Cette juridiction chargée de contrôler la légalité du scrutin demande aux candidats « de distinguer aussi clairement que possible l’action qu’ils mènent dans le cadre du parti de celle qu’ils mènent dans le cadre de cette candidature ». Avec cette recommandation, l’instance tente de calmer une querelle politique qui plombe l’ambiance de la primaire.

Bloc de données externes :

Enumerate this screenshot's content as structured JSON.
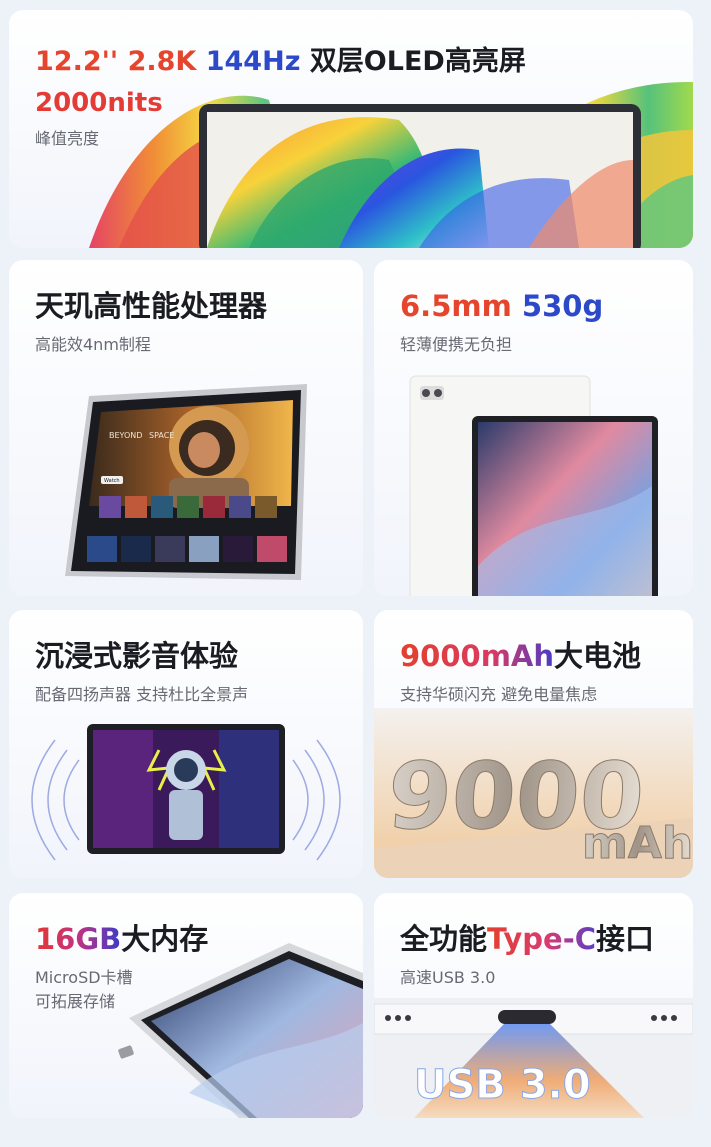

Depuis plusieurs semaines, les candidats déclarés sont de plus en plus irrités de voir Nicolas Sarkozy rester président du parti (Les Républicains, LR) et utiliser les moyens de la formation politique tout en faisant campagne en vue de sa future candidature. L’ancien président ne fait plus mystère de sa participation à ce scrutin. Le 2 juin, il a affirmé à Valeurs actuelles qu’il savait s’il se présenterait et François Baroin lui a déjà apporté publiquement son soutien en expliquant qu’il ne « doutait pas » de sa détermination.

Mercredi 8 juin, le président des Républicains a tenu un grand meeting où il a déroulé un discours sur l’identité de la France dans la lignée de sa campagne présidentielle de 2012. A moindre frais, l’ancien chef de l’Etat cajole son futur électorat. De quoi énerver ses rivaux qui dépensent l’argent que leur équipe a amassé depuis des mois.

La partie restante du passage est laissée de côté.